BC: What’s the access like?

DB: The access is actually excellent. We’re just south of the old town of Coppermine.

BC: Ah, the old famous Coppermine?

DB: It’s a short helicopter ride from there to the project. There’s an airstrip, regular air service. There’s an old air strip actually on one of the properties we’re going to use for direct access with a fixed wing aircraft, so it doesn’t get much better in that sense.

BC: Conceptually, what do you need to see, what do you need to find there to take it to the Kamoa stage, or up to a stage where it’s a world class deposit or something that’s really profitable.

DB: Like anywhere, you want to drill a discovery hole that’s got an ore grade and width and then you want to step out from that and build tonnes. That’s what it’s all about.

BC: What grade do you need?

DB: Up there, good question. Kamoa’s average grade is close to 3%, there are other deposits around the world that have that. If you get 3% copper of sufficient width, you’re in business.

BC: So that’s how we can judge your program.

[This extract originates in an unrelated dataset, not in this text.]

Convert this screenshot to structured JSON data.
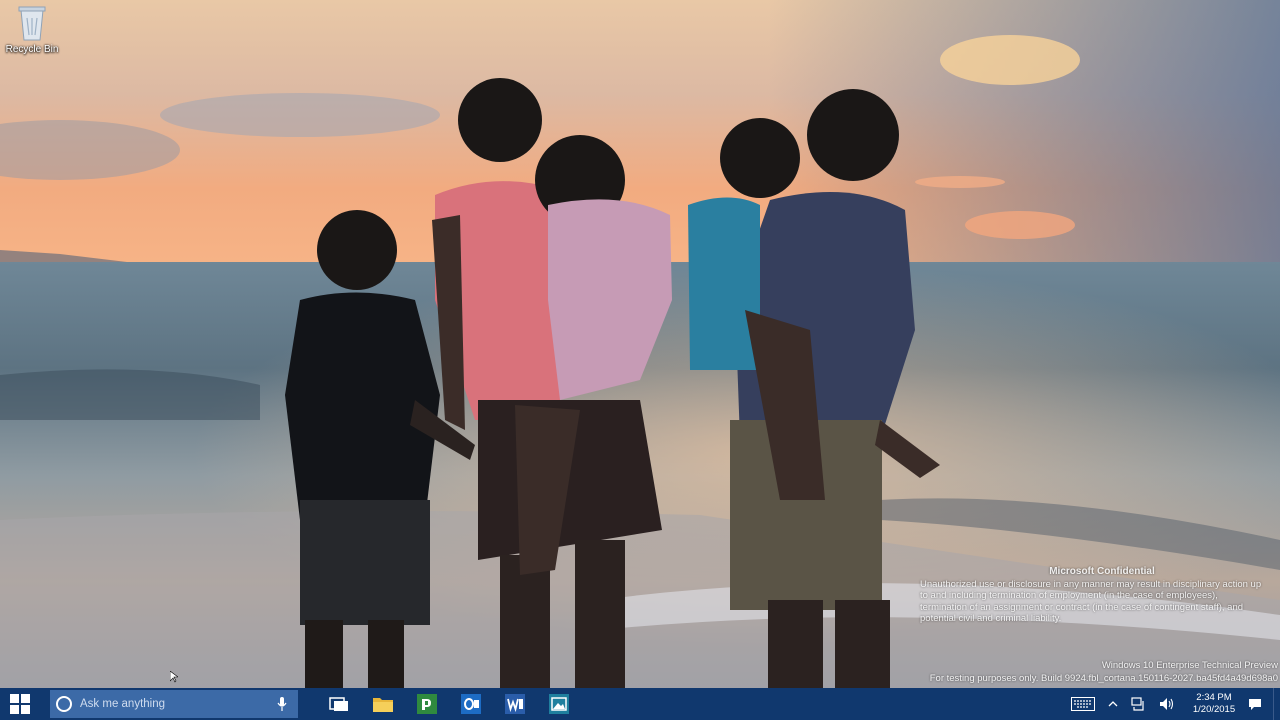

Although admittedly the first round is basic geology which I think is really smart. Get a handle on what’s going on and then zero in. If we’re going to watch this play, it’s about, first off, we get the concept, it’s coming together or it’s not coming together, here’s our targets, next round or two rounds after that, we’re getting low cost mineable widths over 3+% copper, okay.

DB: That’s the objective but like anything, you find what you find, and you go with it. They are mining the Kupferschiefer at under 2%. It really depends on all sorts of other factors, I’m not going to be able to predict that.

BC: You’re not that good yet?

DB: Not that good yet, sorry.

BC: What sort of shape is the company in? How much cash do you have and what’s your market cap?

DB: We’re in good shape. We’ve got a unique strategic relationship with the Japanese trading houses, they fund a number of our exploration projects, and we’ve got a long history of relationships with them, going back to the Ivanhoe group as well. That’s kind of our key strategic difference that we’ve got. In addition, we’ve got a treasury and no debt so that helps too.

BC: They are funding by way of placements, or getting a piece of the project, or an offtake agreement, what’s their relationship?

DB: It varies project to project. We have projects in BC where they are funding the exploration directly. They are interested in the offtake in the long term for Japan; that’s really what’s driving them. And we’re interested in the metals that work for that reason.

BC: That was Kaizen. They are looking for stratiform copper in Nunavut. Actually pretty interesting concept. If they can pull together a large enough volume of rock at 3%, which is what they’re after, it sounds like the infrastructure is not too bad, that could be quite significant. They’ve got a good deal structured with a number of Japanese groups, so it’s worth watching for sure.